Спешные шаги, хлопанье дверей, глухой говор, огонь в глазах — заставили меня вскочить. Ничего не поймёшь! Утро ли это, вечер ли? Голове так неловко. Куда это собираются? Под крыльцом застучали подковы шестерика и голос Михайлы-кучера сдерживал лошадей.
Насилу вспомнил!..
— Бабуся! Давай скорее одеваться! Уже все одеты! — с отчаянием кричишь в пустоту.
Маша пробегает мимо в шляпке и мантилье и кричит, не останавливаясь:
— Уж мы садимся, Гриша. Что ж ты валяешься? Останешься дома…
— Машечка, позови бабусю! Попроси подождать, я сию секунду! — вопишь почти с плачем.
Но Маша, ничего не расслушав, исчезла в коридоре. Много пробежало за нею, навстречу ей что-то несли, что-то спрашивали, кого-то догоняли. Никто не слышит моего плача.
— А что же Гриша? Одели его? — спрашивает в коридоре строгий голос маменьки.
— Григорий Миколаич! Барыня уж сесть изволили, приказали вас нести, — кричит, запыхавшись, Матрёнка. — Ах, мои матушки! Да они и чулок ещё не одевали… Вот срамники, право…
Матрёнка исчезает.
— Бабуся, бабуся! Что ж ты меня не одеваешь? Бабуся!
Михайло-кучер там во дворе, за стеною, чмокнул на лошадей, копыта шестерика опять заходили и глухой шум каретных колёс и лёгкий скрип кузова, качающегося на рессорах, донеслись до моей кроватки.
Свежий ночной воздух, давно не испытанный, пышет в лицо, жаркое от сна и плача. Мелькают тёмные ракиты, гуменники будто бегут стремглав нам навстречу, как раз мимо нашей коляски.
Я попал в коляску к отцу. Кучер Яков должен перегнать карету, и нас мягко встряхивает на толчках. Знакомое незнакомо и дико в темноте. Выхваченное из глубин сна прямо в эту тёмную ночь, детское сердце никак не осмотрится и не поймёт себя. Кажется, что едешь так долго и в совершенно неизвестную сторону. Вот опять пошли пробегать, будто хлестая по глазам, ракиты и скирды. Коляска стала обгонять какие-то тёмные толпы, странно освещённые огнём фонарей и свечек. Коляска, как живая, ныряет в спуски и поворачивает в проулки, словно для неё нет тесноты. Толпы с огнём делаются чаще.
Вдруг резкий неожиданный удар колокола раздался и повис в воздухе. Не успело сердце вздрогнуть, а рука перекреститься, как колокол ударил другой раз, третий, четвёртый, и пошёл бить частым, сплошным боем всё в одну и ту же сторону, разливаясь далеко по ночи…
Коляска понеслась быстрее.
— Служба началась! — сказал чей-то голос из тёмной коляски.
В окнах изб, мимо которых мы неслись теперь, как по сигналу, вспыхивали красноватые огоньки.
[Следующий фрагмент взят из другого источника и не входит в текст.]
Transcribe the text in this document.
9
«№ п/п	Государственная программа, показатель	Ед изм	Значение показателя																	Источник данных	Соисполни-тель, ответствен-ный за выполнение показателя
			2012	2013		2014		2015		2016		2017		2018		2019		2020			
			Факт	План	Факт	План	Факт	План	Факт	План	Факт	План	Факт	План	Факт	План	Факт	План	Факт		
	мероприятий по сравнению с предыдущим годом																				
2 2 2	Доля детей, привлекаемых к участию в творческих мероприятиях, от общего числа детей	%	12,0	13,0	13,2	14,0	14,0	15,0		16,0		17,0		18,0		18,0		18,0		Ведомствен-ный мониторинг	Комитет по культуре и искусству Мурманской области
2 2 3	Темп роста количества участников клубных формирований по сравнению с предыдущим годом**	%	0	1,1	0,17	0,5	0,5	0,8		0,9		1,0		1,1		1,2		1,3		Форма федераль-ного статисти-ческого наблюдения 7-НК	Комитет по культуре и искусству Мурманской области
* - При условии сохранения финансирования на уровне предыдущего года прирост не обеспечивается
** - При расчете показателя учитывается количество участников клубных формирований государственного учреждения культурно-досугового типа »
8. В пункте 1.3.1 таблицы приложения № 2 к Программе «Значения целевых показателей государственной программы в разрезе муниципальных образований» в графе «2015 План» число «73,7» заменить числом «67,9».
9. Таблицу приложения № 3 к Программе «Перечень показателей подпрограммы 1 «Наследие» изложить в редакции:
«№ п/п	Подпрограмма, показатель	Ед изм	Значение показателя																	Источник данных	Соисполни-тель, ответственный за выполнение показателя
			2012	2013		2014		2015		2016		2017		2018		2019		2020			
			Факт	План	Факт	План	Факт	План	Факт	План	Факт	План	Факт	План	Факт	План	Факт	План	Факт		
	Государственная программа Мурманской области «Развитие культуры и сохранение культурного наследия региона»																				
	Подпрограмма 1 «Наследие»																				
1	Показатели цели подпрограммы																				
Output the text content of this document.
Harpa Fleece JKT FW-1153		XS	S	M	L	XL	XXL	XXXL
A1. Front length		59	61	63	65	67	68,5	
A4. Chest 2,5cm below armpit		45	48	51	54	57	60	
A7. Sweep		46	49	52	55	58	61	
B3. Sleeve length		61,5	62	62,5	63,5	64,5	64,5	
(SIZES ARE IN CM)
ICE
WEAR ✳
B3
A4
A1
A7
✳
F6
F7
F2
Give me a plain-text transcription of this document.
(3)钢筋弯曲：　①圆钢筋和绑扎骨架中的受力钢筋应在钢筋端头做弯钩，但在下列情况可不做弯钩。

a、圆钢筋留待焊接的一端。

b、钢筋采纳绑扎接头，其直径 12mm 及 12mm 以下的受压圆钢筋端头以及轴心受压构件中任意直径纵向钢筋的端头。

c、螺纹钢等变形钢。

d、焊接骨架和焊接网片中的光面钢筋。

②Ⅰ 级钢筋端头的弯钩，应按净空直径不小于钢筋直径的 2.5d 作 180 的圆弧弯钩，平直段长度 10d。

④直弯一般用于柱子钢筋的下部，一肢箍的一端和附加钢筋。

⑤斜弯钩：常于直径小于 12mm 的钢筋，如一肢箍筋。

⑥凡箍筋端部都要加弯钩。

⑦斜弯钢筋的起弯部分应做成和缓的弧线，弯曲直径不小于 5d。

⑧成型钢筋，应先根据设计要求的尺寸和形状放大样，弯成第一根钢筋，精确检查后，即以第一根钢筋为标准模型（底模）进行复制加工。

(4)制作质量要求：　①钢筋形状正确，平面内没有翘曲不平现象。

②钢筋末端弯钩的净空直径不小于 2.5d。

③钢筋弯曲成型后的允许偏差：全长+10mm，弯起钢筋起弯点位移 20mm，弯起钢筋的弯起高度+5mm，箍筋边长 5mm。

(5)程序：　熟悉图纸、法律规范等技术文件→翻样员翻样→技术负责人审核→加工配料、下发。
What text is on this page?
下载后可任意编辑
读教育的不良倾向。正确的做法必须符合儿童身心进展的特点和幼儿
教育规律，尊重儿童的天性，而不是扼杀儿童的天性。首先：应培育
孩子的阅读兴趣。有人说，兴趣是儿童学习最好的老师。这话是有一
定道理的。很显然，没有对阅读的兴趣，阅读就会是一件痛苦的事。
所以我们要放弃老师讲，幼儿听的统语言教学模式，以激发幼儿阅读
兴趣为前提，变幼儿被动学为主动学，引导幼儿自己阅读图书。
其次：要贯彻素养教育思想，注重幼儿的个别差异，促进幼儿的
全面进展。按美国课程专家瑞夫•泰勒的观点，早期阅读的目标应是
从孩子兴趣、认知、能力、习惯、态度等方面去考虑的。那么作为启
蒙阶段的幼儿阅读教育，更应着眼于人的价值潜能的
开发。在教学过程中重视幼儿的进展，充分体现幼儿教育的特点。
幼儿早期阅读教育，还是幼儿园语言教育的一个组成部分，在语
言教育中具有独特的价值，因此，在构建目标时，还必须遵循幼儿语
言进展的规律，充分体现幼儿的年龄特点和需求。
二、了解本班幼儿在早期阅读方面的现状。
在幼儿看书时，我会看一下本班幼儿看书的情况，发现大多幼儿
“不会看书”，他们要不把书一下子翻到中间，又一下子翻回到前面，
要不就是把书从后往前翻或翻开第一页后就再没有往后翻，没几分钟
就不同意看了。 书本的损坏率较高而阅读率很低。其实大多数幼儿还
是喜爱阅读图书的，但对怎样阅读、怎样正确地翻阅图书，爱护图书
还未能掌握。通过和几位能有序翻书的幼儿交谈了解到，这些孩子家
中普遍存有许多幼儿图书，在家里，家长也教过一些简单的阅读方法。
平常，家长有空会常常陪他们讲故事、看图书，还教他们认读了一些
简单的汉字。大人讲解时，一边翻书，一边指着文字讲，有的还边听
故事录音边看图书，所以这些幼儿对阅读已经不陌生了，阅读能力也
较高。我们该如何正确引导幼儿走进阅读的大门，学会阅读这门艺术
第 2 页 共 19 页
Нашей патепской церкви не было видно. Среди тёмной синевы ночи висели в воздухе одни только освещённые ряды окон, да выше их едва заметный и такой же отдельный сиял золотой крест. Народ стоял на паперти и даже в ограде. За оградою не было проезда от телег и экипажей, и над всею этою толпою и теснотою разливался без умолка радостный звон колокола.
Толпа с трудом раздаётся перед Андреем и Ваською, которые, одевшись в парадные ливреи с галунами, расталкивают для нас народ. Мы пробираемся к правому клиросу на заветное место, которого никто не смеет нам не уступить.
Разодетые дворяночки, которые забрались в него до нас, нехотя отодвигаются в толпу. Наша Анюта, Матрёна-Воробей, Катька, Василиса, прачка Степанида, Федосья-скотница, Николай-столяр, Иван-башмачник, Роман, и много-много других наших дворовых стоят в этой толпе и деятельно помогают расчистить для нас обычное место, поселяя в посторонней толпе то же благоговенье к господам, которым преисполнены сами они.
Вот мы понемножку подобрались и установились. Маменька, высокая, видная, шумящая своим обильным шёлковым платьем, стоит посредине нас, прикрывая нас своими крыльями, и смотрит с такою повелительною добротою на мужиков, на дворяночек и на отца Симеона, что кажется барынею не только нашей дворни, но и самих дворяночек, и самого отца Симеона.
Сёстры спустили с плеч мантильи и остались в своих модных платьях, к которым мгновенно пристыли со всех сторон любопытные взгляды мелкопоместных барышень.
Но мне было не до хвастовства. Меня совершенно подавило многолюдство и великолепие, которое вдруг охватило меня после тёмной ночи среди сырых полей.
Отец Симеон уже не напоминал собою нашего жиденького тополя. Он стоял на амвоне в новой бархатной скуфейке, в новой золотой ризе, с припомаженными волосами, в новом подряснике. Рядом с ним был кривой поп Фёдор в ризе с крестами и также гладко припомаженный. Хриплый дьякон, обыкновенно не мывший рук и никогда не менявший своего нанкового ваточного балахона, теперь стоял новенький, умытый, торжественно посматривая вокруг через свои медные очки.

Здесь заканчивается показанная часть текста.